Similarly, users must be mindful of the type and quality of the variation that is captured by each of the sources in different periods. For example, information on Nighttime lights has been used to approximate for local levels of economic development. However, earlier measures of local nighttime lights based on the Defense Meteorological Satellite Program (DMSP) had problems identifying low emissions in rural areas and also suffered from top-coding problems in relatively developed areas. While data from DMSP was originally released from 1992 to 2013, the program has continued collecting measurements. More precise measures of nighttime lights now come from the Visible Infrared Imaging Radiometer Suite (VIIRS) instrument aboard the joint NASA/NOAA Suomi National Polar-orbiting Partnership (Suomi NPP). There have been efforts to match the DMSP and the VIIRS data to build longer time series at the DMSP unit scale. In the GLocal Dataset, we provide the old DMSP data, the new DMSP data, the VIIRS data and the transformed VIIRS data into the DMSP scale as separate features, allowing the users to consider the specific advantages and drawbacks of the different sources thoughtfully before performing their analyses.

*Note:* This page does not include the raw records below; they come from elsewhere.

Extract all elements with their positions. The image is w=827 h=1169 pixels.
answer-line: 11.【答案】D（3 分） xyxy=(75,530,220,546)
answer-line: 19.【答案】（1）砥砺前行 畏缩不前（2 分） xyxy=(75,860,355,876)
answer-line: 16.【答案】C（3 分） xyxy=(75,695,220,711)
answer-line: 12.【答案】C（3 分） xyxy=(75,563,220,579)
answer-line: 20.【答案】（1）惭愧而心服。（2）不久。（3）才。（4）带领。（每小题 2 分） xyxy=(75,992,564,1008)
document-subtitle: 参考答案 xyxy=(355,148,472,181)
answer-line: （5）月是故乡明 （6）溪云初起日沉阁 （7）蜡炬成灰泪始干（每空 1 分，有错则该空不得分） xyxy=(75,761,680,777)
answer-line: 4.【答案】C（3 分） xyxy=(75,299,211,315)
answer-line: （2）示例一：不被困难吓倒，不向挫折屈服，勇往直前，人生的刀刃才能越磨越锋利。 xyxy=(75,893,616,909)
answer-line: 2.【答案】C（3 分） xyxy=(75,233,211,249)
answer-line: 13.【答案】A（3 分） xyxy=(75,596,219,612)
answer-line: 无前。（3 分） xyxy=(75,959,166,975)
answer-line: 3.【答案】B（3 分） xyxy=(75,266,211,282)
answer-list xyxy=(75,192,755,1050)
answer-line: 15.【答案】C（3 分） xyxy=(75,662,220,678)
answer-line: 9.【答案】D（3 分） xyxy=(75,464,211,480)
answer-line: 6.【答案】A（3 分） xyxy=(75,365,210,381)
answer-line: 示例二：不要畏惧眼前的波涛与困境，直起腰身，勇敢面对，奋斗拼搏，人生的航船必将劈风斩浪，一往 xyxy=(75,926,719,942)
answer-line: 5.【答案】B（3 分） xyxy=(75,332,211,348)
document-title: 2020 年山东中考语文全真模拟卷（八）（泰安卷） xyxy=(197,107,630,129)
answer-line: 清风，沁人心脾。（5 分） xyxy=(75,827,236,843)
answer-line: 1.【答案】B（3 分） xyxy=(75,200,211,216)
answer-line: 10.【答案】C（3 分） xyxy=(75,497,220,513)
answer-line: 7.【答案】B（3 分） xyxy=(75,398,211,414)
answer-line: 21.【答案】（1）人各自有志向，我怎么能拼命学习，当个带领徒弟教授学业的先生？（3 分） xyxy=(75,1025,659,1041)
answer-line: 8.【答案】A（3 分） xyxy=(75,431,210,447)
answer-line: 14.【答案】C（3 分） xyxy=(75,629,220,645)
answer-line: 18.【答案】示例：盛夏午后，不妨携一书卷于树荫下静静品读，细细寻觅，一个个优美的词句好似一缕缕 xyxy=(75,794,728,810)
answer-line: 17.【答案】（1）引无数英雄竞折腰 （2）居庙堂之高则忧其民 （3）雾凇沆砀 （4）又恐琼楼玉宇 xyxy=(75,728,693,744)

Lastly, users should be mindful that sources that do not originate in satellite observations may suffer from measurement errors that correlate with baseline levels of economic development. For example, it is possible that road density is underestimated in developing areas if existing roads in such environments are less likely to be included in OpenStreetMaps. Moreover, travel times estimates are calculated assuming constant movement at road speed limit, which does not consider how average congestion or environmental factors may influence the impedance of traversing different segments of the road network.

Below, we show how cross-sectional information from the GLocal dataset can be used to assess the relationship between the level of development of an administrative area as captured by its measure of nighttime lights radiance (VIIRS) per 1,000,000 people in 2019 and the average proximity (inverse driving time) between its cities and their respective closest city of more than 1,000,000 inhabitants. Panel A of Fig. 2 shows a positive relationship between nighttime lights per capita and proximity to large cities for administrative units at the GID 1. Importantly, Panel B shows that areas close to large cities are relatively dense. While there might be a direct connection between proximity to large cities and living standards, it may be mediated by administrative areas becoming relatively dense. We explore this question by assessing how the linear association between proximity to cities and nighttime lights per person changes after conditioning for local population density. Columns 1 and 2 of Table 2 evaluate this linear association for GID 1 administrative areas after including country (GID 0 Level) fixed effects, showing that the positive relationship between proximity to large cities and nighttime lights is reversed after conditioning for population density. Columns 3 and 4 (5 and 6) evaluate the linear association for GID 2 administrative areas controlling for GID 0 (GID 1) fixed effects, and show that the positive connection between proximity to large cities and nighttime lights per person attenuate by more than 85% after conditioning for population density.

Fig. 2
figure 2

Nighttime lights, proximity to large cities and population density.

Table 2 Relationship between Nighttime lights per person and Proximity to Large Cities.

To further aid in the comprehension and practical application of the dataset, we have developed a website, glocal.streamlit.app, which offers a user-friendly interface for exploring and visualizing the dataset. Additionally, we have prepared a Jupyter notebook that walks users through an additional example application of the dataset. The code used for these case studies have been stored in this GitHub repository.